Have you ever had a dream where you need to be somewhere important, but you just can’t get there? Perhaps you have to take a final exam, but in the dream you find yourself at the mall shopping and then remembering you missed the exam.
You jump in the car, but you can’t fit the key into the ignition and you panic.
Or you have to be at the airport early in the morning, but you can’t get packed. No matter how many times you go into your closet, you can’t get the clothes into the suitcase, and if you do make it to the airport, you have no ticket.
These dreams are frustrating and anxiety producing because you can’t get to where you need to be.
This is how I have felt in the past ten days. I needed to be here sharing my food with you, and no matter how hard I tried, I couldn’t do it. I lost posts. My camera didn’t work. My food was a failure on the sunny days and great on the days it was too late and too dark to capture. And, in between any cooking, there were medical crises and unexplained injuries. But I missed you and it feels like I have woken up from a bad dream, and I’m back, happy again and in my kitchen on a sunny day.
From the second we are born, we are fighting to keep our life a life worth living. Today, I celebrate one such life that I cherish above my own.
Happy Birthday to the man that knew marrying me would guarantee him a life time of “me” and some really good food. I think I got the best deal in this marriage, because his personality is like sweet vanilla pudding. Mine is a lot more like these cupcakes. The chocolate is very loud (made with espresso), the caramel frosting is complex, and the salty is salty. We are, indeed, a different kind of sweet, but this just may be the secret to our happy marriage.

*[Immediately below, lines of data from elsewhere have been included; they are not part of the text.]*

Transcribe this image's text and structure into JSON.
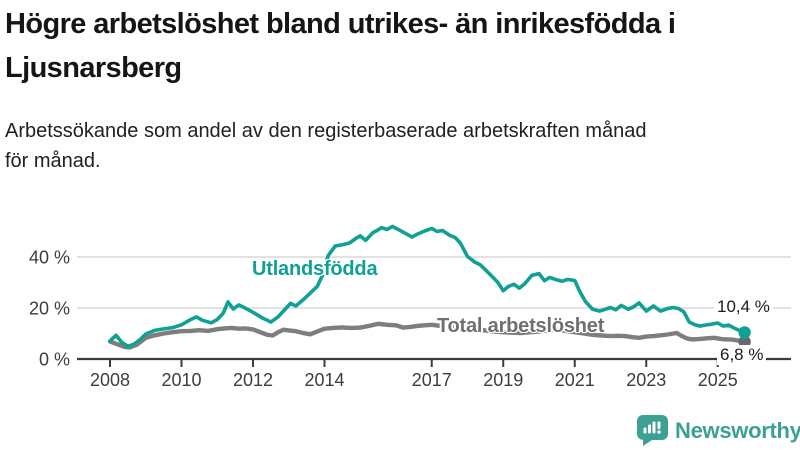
{
  "chart_data": {
    "type": "line",
    "title": "Högre arbetslöshet bland utrikes- än inrikesfödda i\nLjusnarsberg",
    "subtitle": "Arbetssökande som andel av den registerbaserade arbetskraften månad\nför månad.",
    "xlabel": "",
    "ylabel": "",
    "grid": "horizontal",
    "legend": "inline-labels",
    "x_axis": {
      "ticks": [
        2008,
        2010,
        2012,
        2014,
        2017,
        2019,
        2021,
        2023,
        2025
      ],
      "range": [
        2007.1,
        2027.0
      ]
    },
    "y_axis": {
      "unit": "%",
      "range": [
        0,
        58.5
      ],
      "ticks": [
        {
          "label": "0 %",
          "value": 0
        },
        {
          "label": "20 %",
          "value": 20
        },
        {
          "label": "40 %",
          "value": 40
        }
      ]
    },
    "series": [
      {
        "id": "utlandsfodda",
        "name": "Utlandsfödda",
        "color": "#11a094",
        "dot_color": "#11a094",
        "width": 3.6,
        "end_label": "10,4 %",
        "end_value": 10.4,
        "points": [
          [
            2008.0,
            7.0
          ],
          [
            2008.08,
            8.2
          ],
          [
            2008.17,
            9.3
          ],
          [
            2008.33,
            6.5
          ],
          [
            2008.5,
            5.0
          ],
          [
            2008.67,
            5.8
          ],
          [
            2008.83,
            7.5
          ],
          [
            2009.0,
            9.8
          ],
          [
            2009.25,
            11.2
          ],
          [
            2009.5,
            11.8
          ],
          [
            2009.75,
            12.3
          ],
          [
            2010.0,
            13.4
          ],
          [
            2010.25,
            15.4
          ],
          [
            2010.42,
            16.5
          ],
          [
            2010.58,
            15.2
          ],
          [
            2010.83,
            14.2
          ],
          [
            2011.0,
            15.5
          ],
          [
            2011.17,
            18.0
          ],
          [
            2011.3,
            22.4
          ],
          [
            2011.45,
            19.6
          ],
          [
            2011.6,
            21.2
          ],
          [
            2011.75,
            20.2
          ],
          [
            2012.0,
            18.3
          ],
          [
            2012.25,
            16.2
          ],
          [
            2012.5,
            14.5
          ],
          [
            2012.7,
            16.5
          ],
          [
            2012.85,
            18.8
          ],
          [
            2013.05,
            21.8
          ],
          [
            2013.2,
            20.8
          ],
          [
            2013.4,
            23.2
          ],
          [
            2013.6,
            25.8
          ],
          [
            2013.8,
            28.5
          ],
          [
            2013.95,
            33.0
          ],
          [
            2014.1,
            40.5
          ],
          [
            2014.3,
            44.3
          ],
          [
            2014.5,
            44.8
          ],
          [
            2014.7,
            45.5
          ],
          [
            2014.9,
            47.5
          ],
          [
            2015.0,
            48.3
          ],
          [
            2015.15,
            46.5
          ],
          [
            2015.35,
            49.5
          ],
          [
            2015.6,
            51.5
          ],
          [
            2015.75,
            50.8
          ],
          [
            2015.9,
            52.0
          ],
          [
            2016.1,
            50.5
          ],
          [
            2016.3,
            49.0
          ],
          [
            2016.45,
            47.8
          ],
          [
            2016.6,
            49.0
          ],
          [
            2016.8,
            50.2
          ],
          [
            2017.0,
            51.2
          ],
          [
            2017.15,
            50.0
          ],
          [
            2017.3,
            50.4
          ],
          [
            2017.5,
            48.5
          ],
          [
            2017.65,
            47.7
          ],
          [
            2017.8,
            45.5
          ],
          [
            2018.0,
            40.2
          ],
          [
            2018.2,
            38.0
          ],
          [
            2018.35,
            37.0
          ],
          [
            2018.5,
            35.0
          ],
          [
            2018.7,
            32.2
          ],
          [
            2018.85,
            30.0
          ],
          [
            2019.0,
            26.8
          ],
          [
            2019.15,
            28.5
          ],
          [
            2019.3,
            29.3
          ],
          [
            2019.45,
            27.8
          ],
          [
            2019.6,
            29.5
          ],
          [
            2019.8,
            32.8
          ],
          [
            2020.0,
            33.5
          ],
          [
            2020.15,
            30.7
          ],
          [
            2020.3,
            32.0
          ],
          [
            2020.5,
            31.0
          ],
          [
            2020.65,
            30.5
          ],
          [
            2020.8,
            31.2
          ],
          [
            2021.0,
            30.8
          ],
          [
            2021.15,
            26.2
          ],
          [
            2021.3,
            22.5
          ],
          [
            2021.5,
            19.5
          ],
          [
            2021.7,
            18.8
          ],
          [
            2021.85,
            19.5
          ],
          [
            2022.0,
            20.2
          ],
          [
            2022.15,
            19.3
          ],
          [
            2022.3,
            21.0
          ],
          [
            2022.5,
            19.5
          ],
          [
            2022.65,
            20.5
          ],
          [
            2022.8,
            22.0
          ],
          [
            2023.0,
            18.8
          ],
          [
            2023.2,
            20.8
          ],
          [
            2023.4,
            18.8
          ],
          [
            2023.6,
            19.8
          ],
          [
            2023.75,
            20.2
          ],
          [
            2023.9,
            19.8
          ],
          [
            2024.05,
            18.5
          ],
          [
            2024.2,
            14.5
          ],
          [
            2024.35,
            13.5
          ],
          [
            2024.5,
            12.9
          ],
          [
            2024.65,
            13.3
          ],
          [
            2024.8,
            13.6
          ],
          [
            2025.0,
            14.1
          ],
          [
            2025.15,
            12.9
          ],
          [
            2025.3,
            13.3
          ],
          [
            2025.45,
            12.2
          ],
          [
            2025.6,
            11.2
          ],
          [
            2025.75,
            10.4
          ]
        ]
      },
      {
        "id": "total",
        "name": "Total arbetslöshet",
        "color": "#7e7e7e",
        "dot_color": "#66696d",
        "width": 4.4,
        "end_label": "6,8 %",
        "end_value": 6.8,
        "points": [
          [
            2008.0,
            6.9
          ],
          [
            2008.2,
            5.8
          ],
          [
            2008.4,
            4.8
          ],
          [
            2008.55,
            4.5
          ],
          [
            2008.75,
            5.6
          ],
          [
            2009.0,
            8.3
          ],
          [
            2009.25,
            9.3
          ],
          [
            2009.5,
            10.0
          ],
          [
            2009.75,
            10.5
          ],
          [
            2010.0,
            10.9
          ],
          [
            2010.25,
            11.0
          ],
          [
            2010.5,
            11.3
          ],
          [
            2010.75,
            11.0
          ],
          [
            2011.0,
            11.7
          ],
          [
            2011.2,
            12.0
          ],
          [
            2011.4,
            12.2
          ],
          [
            2011.6,
            11.9
          ],
          [
            2011.8,
            12.0
          ],
          [
            2012.0,
            11.6
          ],
          [
            2012.2,
            10.5
          ],
          [
            2012.4,
            9.5
          ],
          [
            2012.55,
            9.2
          ],
          [
            2012.7,
            10.5
          ],
          [
            2012.85,
            11.5
          ],
          [
            2013.0,
            11.2
          ],
          [
            2013.2,
            10.9
          ],
          [
            2013.4,
            10.2
          ],
          [
            2013.6,
            9.7
          ],
          [
            2013.8,
            10.8
          ],
          [
            2014.0,
            11.9
          ],
          [
            2014.25,
            12.2
          ],
          [
            2014.5,
            12.4
          ],
          [
            2014.75,
            12.2
          ],
          [
            2015.0,
            12.3
          ],
          [
            2015.25,
            13.0
          ],
          [
            2015.5,
            13.8
          ],
          [
            2015.75,
            13.4
          ],
          [
            2016.0,
            13.2
          ],
          [
            2016.2,
            12.3
          ],
          [
            2016.4,
            12.6
          ],
          [
            2016.6,
            13.0
          ],
          [
            2016.8,
            13.2
          ],
          [
            2017.0,
            13.4
          ],
          [
            2017.25,
            13.0
          ],
          [
            2017.5,
            12.7
          ],
          [
            2017.75,
            12.3
          ],
          [
            2018.0,
            12.0
          ],
          [
            2018.25,
            11.6
          ],
          [
            2018.5,
            11.2
          ],
          [
            2018.75,
            10.8
          ],
          [
            2019.0,
            10.5
          ],
          [
            2019.25,
            10.3
          ],
          [
            2019.5,
            10.2
          ],
          [
            2019.75,
            10.5
          ],
          [
            2020.0,
            10.8
          ],
          [
            2020.25,
            11.3
          ],
          [
            2020.5,
            11.5
          ],
          [
            2020.75,
            11.0
          ],
          [
            2021.0,
            10.5
          ],
          [
            2021.25,
            10.0
          ],
          [
            2021.5,
            9.5
          ],
          [
            2021.75,
            9.2
          ],
          [
            2022.0,
            9.0
          ],
          [
            2022.2,
            9.1
          ],
          [
            2022.4,
            9.0
          ],
          [
            2022.6,
            8.6
          ],
          [
            2022.8,
            8.3
          ],
          [
            2023.0,
            8.8
          ],
          [
            2023.2,
            9.0
          ],
          [
            2023.4,
            9.3
          ],
          [
            2023.6,
            9.6
          ],
          [
            2023.85,
            10.2
          ],
          [
            2024.0,
            9.0
          ],
          [
            2024.15,
            8.0
          ],
          [
            2024.3,
            7.7
          ],
          [
            2024.5,
            7.9
          ],
          [
            2024.7,
            8.1
          ],
          [
            2024.9,
            8.3
          ],
          [
            2025.1,
            7.8
          ],
          [
            2025.25,
            7.7
          ],
          [
            2025.4,
            7.6
          ],
          [
            2025.55,
            7.3
          ],
          [
            2025.75,
            6.8
          ]
        ]
      }
    ],
    "colors": {
      "accent_teal": "#11a094",
      "line_gray": "#7e7e7e",
      "gridline": "#d9d9d9",
      "axis": "#3c3c3c",
      "text": "#151515"
    }
  },
  "footer": {
    "brand": "Newsworthy",
    "brand_color": "#3da094",
    "logo_icon": "bar-chart-speech-bubble-icon"
  }
}
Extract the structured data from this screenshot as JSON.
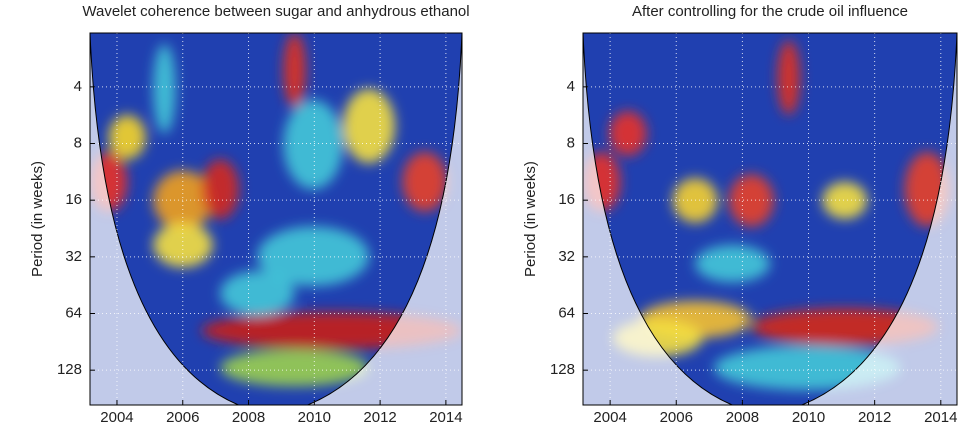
{
  "chart_data": [
    {
      "type": "wavelet-coherence",
      "title": "Wavelet coherence between sugar and anhydrous ethanol",
      "y_label": "Period (in weeks)",
      "xlim": [
        2003.18,
        2014.49
      ],
      "xticks": [
        2004,
        2006,
        2008,
        2010,
        2012,
        2014
      ],
      "ylim": [
        2.07,
        196
      ],
      "yticks": [
        4,
        8,
        16,
        32,
        64,
        128
      ],
      "y_log": true,
      "y_reversed": true,
      "grid": true
    },
    {
      "type": "wavelet-coherence",
      "title": "After controlling for the crude oil influence",
      "y_label": "Period (in weeks)",
      "xlim": [
        2003.18,
        2014.49
      ],
      "xticks": [
        2004,
        2006,
        2008,
        2010,
        2012,
        2014
      ],
      "ylim": [
        2.07,
        196
      ],
      "yticks": [
        4,
        8,
        16,
        32,
        64,
        128
      ],
      "y_log": true,
      "y_reversed": true,
      "grid": true
    }
  ]
}
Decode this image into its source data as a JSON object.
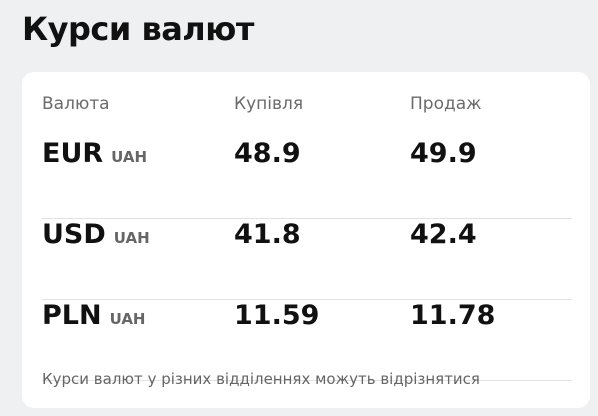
{
  "header": {
    "title": "Курси валют"
  },
  "table": {
    "columns": [
      "Валюта",
      "Купівля",
      "Продаж"
    ],
    "rows": [
      {
        "currency": "EUR",
        "base": "UAH",
        "buy": "48.9",
        "sell": "49.9"
      },
      {
        "currency": "USD",
        "base": "UAH",
        "buy": "41.8",
        "sell": "42.4"
      },
      {
        "currency": "PLN",
        "base": "UAH",
        "buy": "11.59",
        "sell": "11.78"
      }
    ]
  },
  "footnote": "Курси валют у різних відділеннях можуть відрізнятися"
}
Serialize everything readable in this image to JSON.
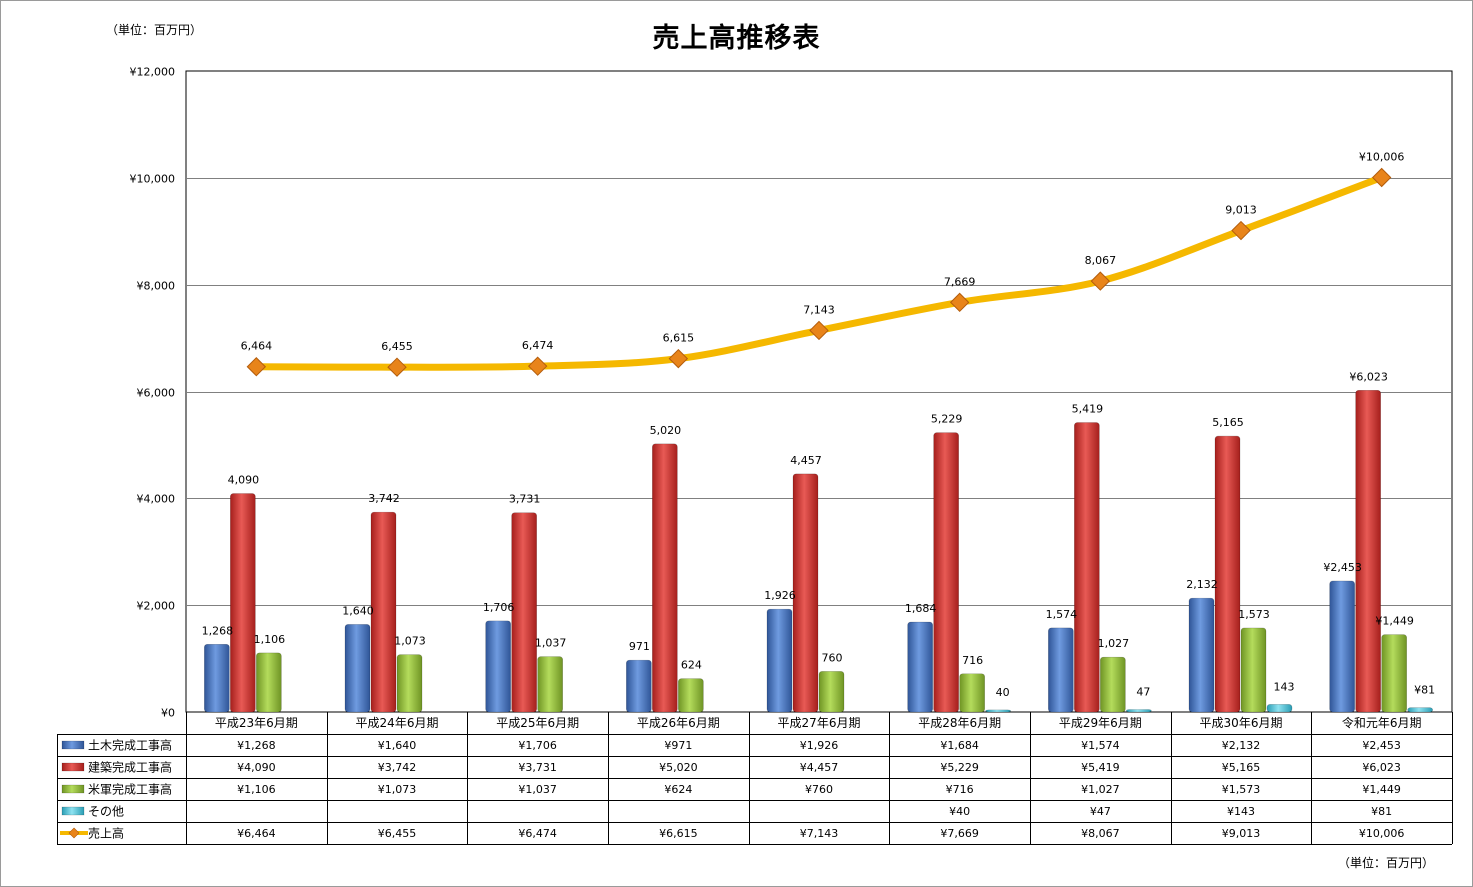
{
  "chart_data": {
    "type": "bar",
    "title": "売上高推移表",
    "unit_label": "（単位：百万円）",
    "yticks": [
      "¥0",
      "¥2,000",
      "¥4,000",
      "¥6,000",
      "¥8,000",
      "¥10,000",
      "¥12,000"
    ],
    "ylim": [
      0,
      12000
    ],
    "grid": true,
    "categories": [
      "平成23年6月期",
      "平成24年6月期",
      "平成25年6月期",
      "平成26年6月期",
      "平成27年6月期",
      "平成28年6月期",
      "平成29年6月期",
      "平成30年6月期",
      "令和元年6月期"
    ],
    "series": [
      {
        "name": "土木完成工事高",
        "kind": "bar",
        "color": "#4472c4",
        "values": [
          1268,
          1640,
          1706,
          971,
          1926,
          1684,
          1574,
          2132,
          2453
        ],
        "bar_labels": [
          "1,268",
          "1,640",
          "1,706",
          "971",
          "1,926",
          "1,684",
          "1,574",
          "2,132",
          "¥2,453"
        ],
        "table_values": [
          "¥1,268",
          "¥1,640",
          "¥1,706",
          "¥971",
          "¥1,926",
          "¥1,684",
          "¥1,574",
          "¥2,132",
          "¥2,453"
        ]
      },
      {
        "name": "建築完成工事高",
        "kind": "bar",
        "color": "#d0322f",
        "values": [
          4090,
          3742,
          3731,
          5020,
          4457,
          5229,
          5419,
          5165,
          6023
        ],
        "bar_labels": [
          "4,090",
          "3,742",
          "3,731",
          "5,020",
          "4,457",
          "5,229",
          "5,419",
          "5,165",
          "¥6,023"
        ],
        "table_values": [
          "¥4,090",
          "¥3,742",
          "¥3,731",
          "¥5,020",
          "¥4,457",
          "¥5,229",
          "¥5,419",
          "¥5,165",
          "¥6,023"
        ]
      },
      {
        "name": "米軍完成工事高",
        "kind": "bar",
        "color": "#93bf3a",
        "values": [
          1106,
          1073,
          1037,
          624,
          760,
          716,
          1027,
          1573,
          1449
        ],
        "bar_labels": [
          "1,106",
          "1,073",
          "1,037",
          "624",
          "760",
          "716",
          "1,027",
          "1,573",
          "¥1,449"
        ],
        "table_values": [
          "¥1,106",
          "¥1,073",
          "¥1,037",
          "¥624",
          "¥760",
          "¥716",
          "¥1,027",
          "¥1,573",
          "¥1,449"
        ]
      },
      {
        "name": "その他",
        "kind": "bar",
        "color": "#4bc3d9",
        "values": [
          null,
          null,
          null,
          null,
          null,
          40,
          47,
          143,
          81
        ],
        "bar_labels": [
          "",
          "",
          "",
          "",
          "",
          "40",
          "47",
          "143",
          "¥81"
        ],
        "table_values": [
          "",
          "",
          "",
          "",
          "",
          "¥40",
          "¥47",
          "¥143",
          "¥81"
        ]
      },
      {
        "name": "売上高",
        "kind": "line",
        "color": "#f5b800",
        "marker_color": "#e8841a",
        "values": [
          6464,
          6455,
          6474,
          6615,
          7143,
          7669,
          8067,
          9013,
          10006
        ],
        "bar_labels": [
          "6,464",
          "6,455",
          "6,474",
          "6,615",
          "7,143",
          "7,669",
          "8,067",
          "9,013",
          "¥10,006"
        ],
        "table_values": [
          "¥6,464",
          "¥6,455",
          "¥6,474",
          "¥6,615",
          "¥7,143",
          "¥7,669",
          "¥8,067",
          "¥9,013",
          "¥10,006"
        ]
      }
    ]
  }
}
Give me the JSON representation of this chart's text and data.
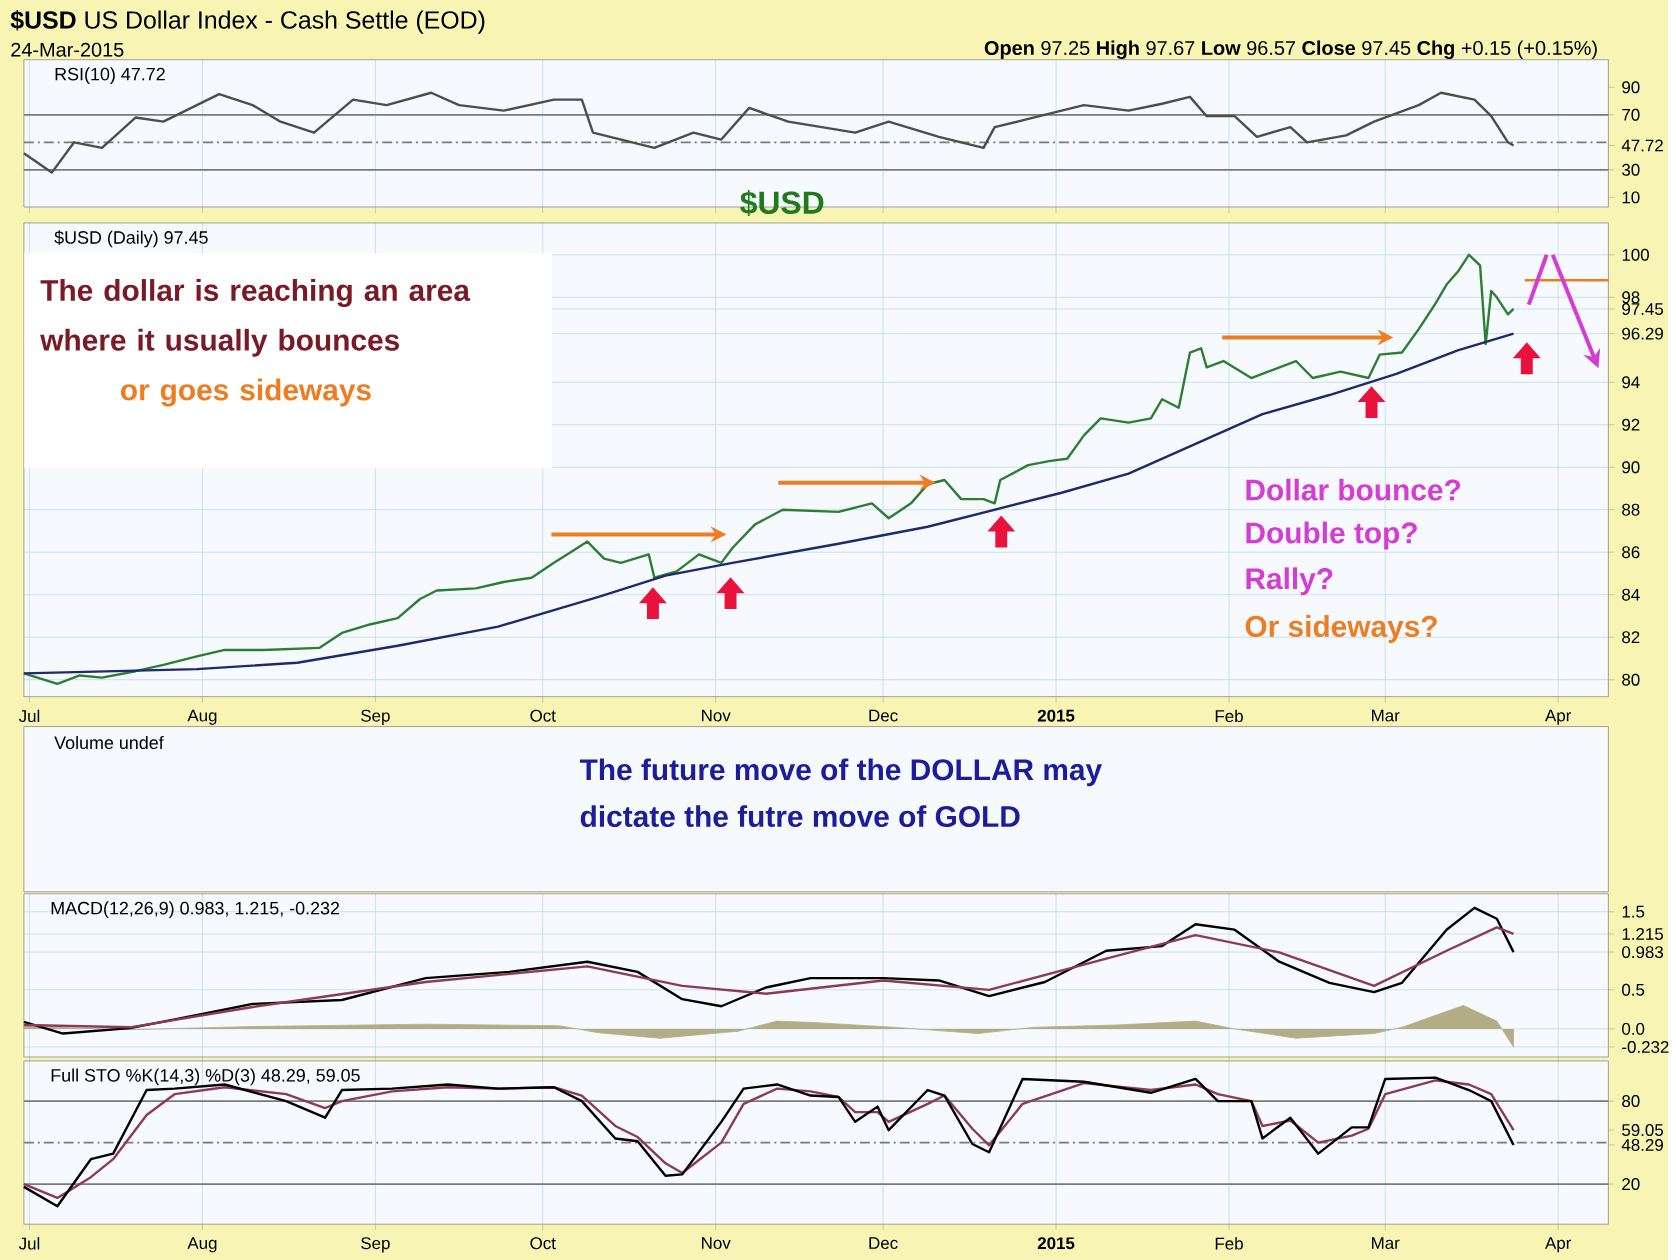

The inspiration comes from salty caramel hot chocolate, D.C.’s favorite hot drink. It’s taken me over a year to perfect the caramel frosting and get the taste I was looking for while getting his approval along the way. He is not a cook, but he is a wonderful editor.
I warn you that it’s sweet and gooey and best eaten when hungry. It might be the only meal you will need. D.C. prefers salty peanuts on top, but I like just the caramel frosting with sea salt.
You can use any chocolate cake recipe you prefer. This is made with espresso and dark chocolate and presents as aa good balance for the caramel frosting. Cupcakes can be all grown up and sophisticated when the flavors are deep, rich and you wrap them in fancy paper wraps.
After a perilous week, the party was on, and last night we enjoyed a feast with a houseful of friends.
Tomorrow is Retro Rose’s 75th birthday. This week, I’ll be featuring some party tips and recipes, the cake I made for her and some notes on sipping tequila. You don’t want to miss sipping tequila.
Dark amber-colored caramel is the secret. You must be wiling to take the chance and allow it to get dark enough. Don’t be intimidated by the process. Once you’ve burned a few or took it off the stove too early, you will start to understand what you’re looking for. There is no such thing as playing it safe, because premature caramel will just be sugary and have no flavor.
- 1 cup water
- 3 cups sugar
- 1 cup cream (room temperature)
- Cook on medium heat without stirring, until the sugar turns a deep amber.
- Take off heat, pour in cream, stir.
It will bubble up, and this is the fun part. Eventually, as you stir, it will transform into caramel.
- Cool completely at room temperature.
- 1/2 cup butter
- 3 cups powdered sugar
- Caramel from above recipe
- 2 tablespoons heavy cream
- 1/4 teaspoon sea salt and more for sprinkling for top
- Cream butter and sugar and cream with electric mixer on medium speed.
- Add caramel, continue to mix until smooth.
Frost cupcakes. Top with Sea Salt or chopped peanuts.
- DRY INGREDIENTS
- 3 cups cake flour
- 2 teaspoon baking soda
- ½ teaspoon baking powder
- ½ teaspoon salt
- 1 cup Hershey’s special dark cocoa
- ½ cup boiling water
- ½ cup espresso
- WET INGREDIENTS
- 1 cup unsalted butter, softened
- 2 cups sugar
- 3 eggs, 1 egg yolk
- 2 teaspoons vanilla extract
- 1 cup sour cream
- Mix together dry ingredients in a bowl. Set Aside.
- Mix espresso and boiling water. Dissolve cocoa in espresso/water.
- Cream together sugar and butter. Add eggs one at a time. Add vanilla.
- Add to this sour cream and dry ingredients, alternating and finishing with dry.
- Add chocolate mixture.Bake at 350 for 20-25 minutes for cupcakes, 30-35 minutes for cake.
- This will make two 9” cakes or up to 18 cupcakes, depending on size.